投げるにしてもコースギリギリを狙うとか、球速に緩急を付けるとか、焦っているバッターが手を出しそうなところへ投げるべきです。
というわけで、遊び球を挟まず仕留めることにした私と梅埜君は、四球目に勝負球としてチェンジアップを選択しました。
チェンジアップはある程度の距離までストレートの速さでいきますが、途中から失速してバッターの手前で急に落込むボールです。決まれば、打ち気にはやるバッターに肩透かしを食らわせるような効果があります。
ただし相手に読まれていたり、高めに浮いたら非常に危険です。非力なバッターでも、そこはプロ。当たりどころによってはスタンドまで持っていかれます。
そんな諸刃の剣のようなチェンジアップを選んだせいか、セットポジションを取った私は自分でも気付かないうちに肩に力が入っていました。今にして思えば、力んでいたと思います。
そんなことなど毛ほども感じずに、いつもの調子で第四球を投げてしまった私は指先からボールが離れた途端、リリースポイントが普段よりほんの僅か早くなったことに気付きました。
「あれ?」って感じでしたね。いつもの握り方でいつものように腕を棒のようにして投げたつもりでしたが、もうどうになりません。行き先はボールに聞いてください。
予想通り真ん中やや外よりの高めに浮いたボールは「打ってください!」と言わんばかりに掬稚君に向っていきました。梅埜君はこの世の終わりを見るような目でボールを見詰ています。
申し訳ない梅埜君。しかし、一旦ボールが手から離れてしまった以上、私にはどうすることもできないんですよ。本当にやらかしてしまって、ごめんなさい。
そう何度も心の中で謝りつつ、掬稚君に視線を移しました。
んっ、どうしたの掬稚君? 高めに浮いたチェンジアップだよ。絶好球だよ。ヒーローになれるかもしれないボールだよ。
しかし彼のバットはテイクバックのまま、さっぱり動きません。それどころか上体が激しく揺れ、懸命にバットが出て行くのを堪えています。どうやら絶好球過ぎたのが幸いして、タイミングが上手く取れないようです。
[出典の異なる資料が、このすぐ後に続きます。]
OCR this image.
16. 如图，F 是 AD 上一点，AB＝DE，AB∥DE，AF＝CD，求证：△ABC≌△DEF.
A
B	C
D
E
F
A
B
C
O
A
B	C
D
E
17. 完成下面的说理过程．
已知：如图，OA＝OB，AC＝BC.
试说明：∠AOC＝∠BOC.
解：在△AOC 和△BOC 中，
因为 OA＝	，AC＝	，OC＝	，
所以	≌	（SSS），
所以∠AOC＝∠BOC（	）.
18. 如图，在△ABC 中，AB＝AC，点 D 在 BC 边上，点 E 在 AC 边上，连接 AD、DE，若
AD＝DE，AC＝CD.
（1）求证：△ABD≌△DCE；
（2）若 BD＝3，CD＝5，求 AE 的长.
ラッキー! スタンドにお客さんがいなければ、私はマウンドで踊っていたでしょう。
掬稚君の上体の揺れが上下左右と徐々に激しさを増しています。どうにかタイミング合わせようと、半泣きになりながらも我慢しています。
これも三振恐怖症の成せる業なのかもしれません。やはりバッターという生きものは三振が死ぬほど嫌なんですね。
ようやく高めに浮いたチェンジアップがバットに届くところまでくると、掬稚君はズレたタイミングのまま、辛うじて当てることができました。
ポコン……。
この緊迫した場面に似合わない間の抜けた音がしました。案の定、打球は力なくフラフラと一塁側ファールグランドに浅く上がり、ファーストのマテルが前に出てきて難なくキャッチ。
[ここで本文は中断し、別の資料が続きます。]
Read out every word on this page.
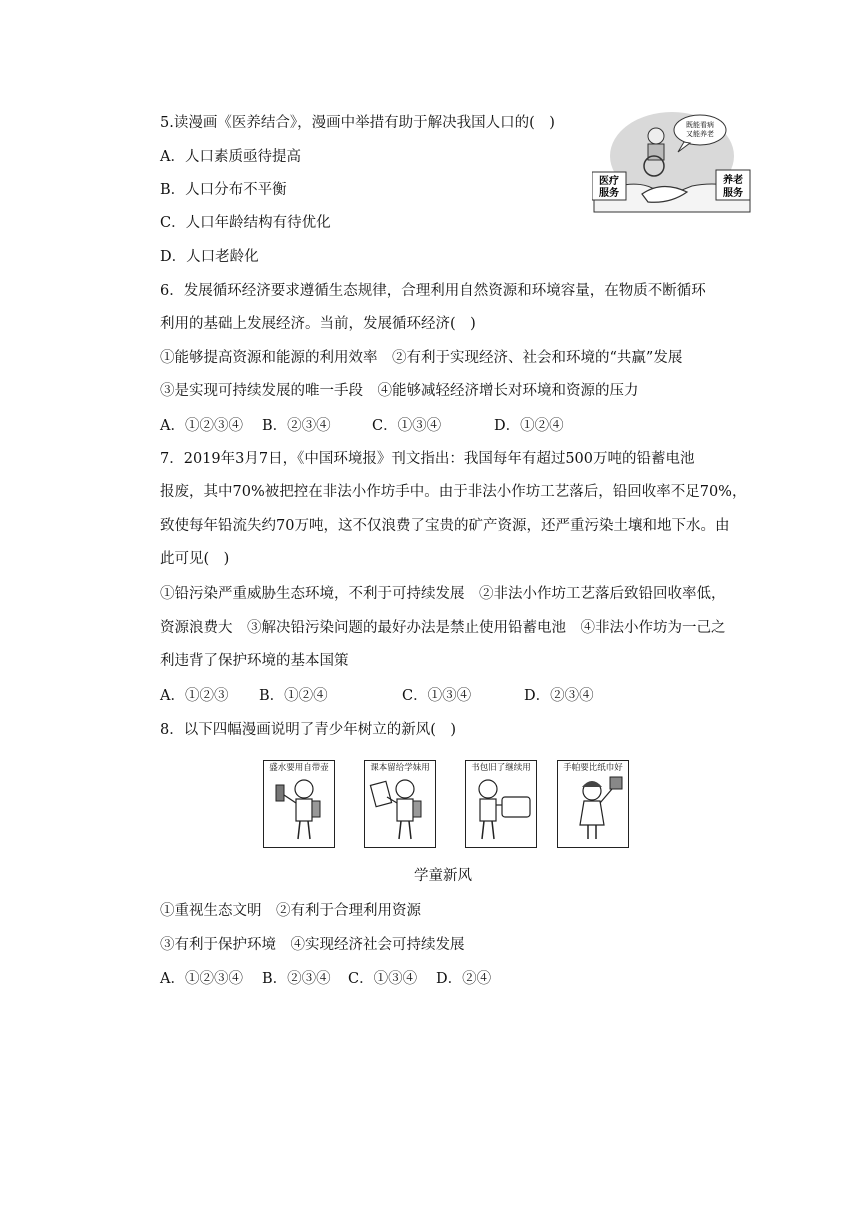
5.读漫画《医养结合》，漫画中举措有助于解决我国人口的(　)
A．人口素质亟待提高
B．人口分布不平衡
C．人口年龄结构有待优化
D．人口老龄化
既能看病
又能养老
医疗
服务
养老
服务
6．发展循环经济要求遵循生态规律，合理利用自然资源和环境容量，在物质不断循环
利用的基础上发展经济。当前，发展循环经济(　)
①能够提高资源和能源的利用效率　②有利于实现经济、社会和环境的“共赢”发展
③是实现可持续发展的唯一手段　④能够减轻经济增长对环境和资源的压力
A．①②③④ B．②③④	C．①③④	D．①②④
7．2019年3月7日，《中国环境报》刊文指出：我国每年有超过500万吨的铅蓄电池
报废，其中70%被把控在非法小作坊手中。由于非法小作坊工艺落后，铅回收率不足70%，
致使每年铅流失约70万吨，这不仅浪费了宝贵的矿产资源，还严重污染土壤和地下水。由
此可见(　)
①铅污染严重威胁生态环境，不利于可持续发展　②非法小作坊工艺落后致铅回收率低，
资源浪费大　③解决铅污染问题的最好办法是禁止使用铅蓄电池　④非法小作坊为一己之
利违背了保护环境的基本国策
A．①②③ B．①②④	C．①③④	D．②③④
8．以下四幅漫画说明了青少年树立的新风(　)
盛水要用自带壶	课本留给学妹用	书包旧了继续用	手帕要比纸巾好
学童新风
①重视生态文明　②有利于合理利用资源
③有利于保护环境　④实现经济社会可持续发展
A．①②③④ B．②③④ C．①③④ D．②④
世間では、場外に消え去る大ホームランやバッターを力ずくでねじ伏せる剛速球、目の覚めるような華麗な守備など、誰の目にも華やかに映る妙技・美技こそプロ野球だと思われがちです。
ですが、私のように十九mに満たない限られた空間の中で繰り広げられる、虚々実々の小さなせめぎ合いもプロ野球なのです。
もしこんな小さなことがわかれば、野球の新たな楽しみ方の一つになるかもしれません。もっとも、細か過ぎてわかりづらいと思いますが。
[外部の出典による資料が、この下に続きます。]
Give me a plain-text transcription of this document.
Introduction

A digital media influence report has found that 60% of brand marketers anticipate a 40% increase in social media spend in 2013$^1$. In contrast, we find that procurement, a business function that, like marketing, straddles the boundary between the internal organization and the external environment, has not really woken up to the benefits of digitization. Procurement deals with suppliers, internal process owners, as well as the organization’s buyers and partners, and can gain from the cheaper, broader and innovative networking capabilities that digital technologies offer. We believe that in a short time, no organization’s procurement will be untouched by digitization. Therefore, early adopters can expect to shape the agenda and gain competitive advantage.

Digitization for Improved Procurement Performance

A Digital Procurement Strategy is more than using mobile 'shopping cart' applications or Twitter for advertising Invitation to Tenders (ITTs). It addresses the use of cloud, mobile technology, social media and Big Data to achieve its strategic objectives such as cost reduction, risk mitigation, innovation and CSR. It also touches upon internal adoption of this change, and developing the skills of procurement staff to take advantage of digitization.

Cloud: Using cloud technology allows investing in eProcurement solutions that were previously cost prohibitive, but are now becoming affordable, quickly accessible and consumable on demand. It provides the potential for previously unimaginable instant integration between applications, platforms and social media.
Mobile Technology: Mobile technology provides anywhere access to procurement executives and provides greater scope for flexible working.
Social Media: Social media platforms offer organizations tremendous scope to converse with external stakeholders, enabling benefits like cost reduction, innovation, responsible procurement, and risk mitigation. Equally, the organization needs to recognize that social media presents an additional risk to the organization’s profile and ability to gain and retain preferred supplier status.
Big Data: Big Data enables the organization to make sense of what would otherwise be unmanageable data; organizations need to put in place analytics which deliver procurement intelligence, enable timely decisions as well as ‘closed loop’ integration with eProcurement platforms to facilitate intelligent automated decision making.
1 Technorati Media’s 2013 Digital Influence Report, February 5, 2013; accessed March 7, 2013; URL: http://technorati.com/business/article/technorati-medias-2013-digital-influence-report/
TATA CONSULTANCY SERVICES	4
無事に掬稚君を打取った私は大きく息を吐きました。結果オーライですが、なにわともあれ、これでワンアウト、ランナー二塁。
少し落着きを取戻した私は、この回に起こったことをあれこれ考えてみました。不運なイレギューラーヒットに始まり、意表を突く初球盗塁、怪我の功名みたいな高めに浮いたチェンジアップ。
どれもこれも「イニングまたぎ」などというアホ采配せいです。あのとき、どんな手を使ってでも断ればよかったと、心から後悔しました。
マウンドで俯き加減で長く尾を引く溜息を漏らしていると、視界の端にゴリラに似た大きな影が入ってきました。
顔を上げると、ネクストサークルで威嚇するようにバットを振込む、一際大柄な選手がいます。
リーグNo.一パワーヒッター、三番フランソワです。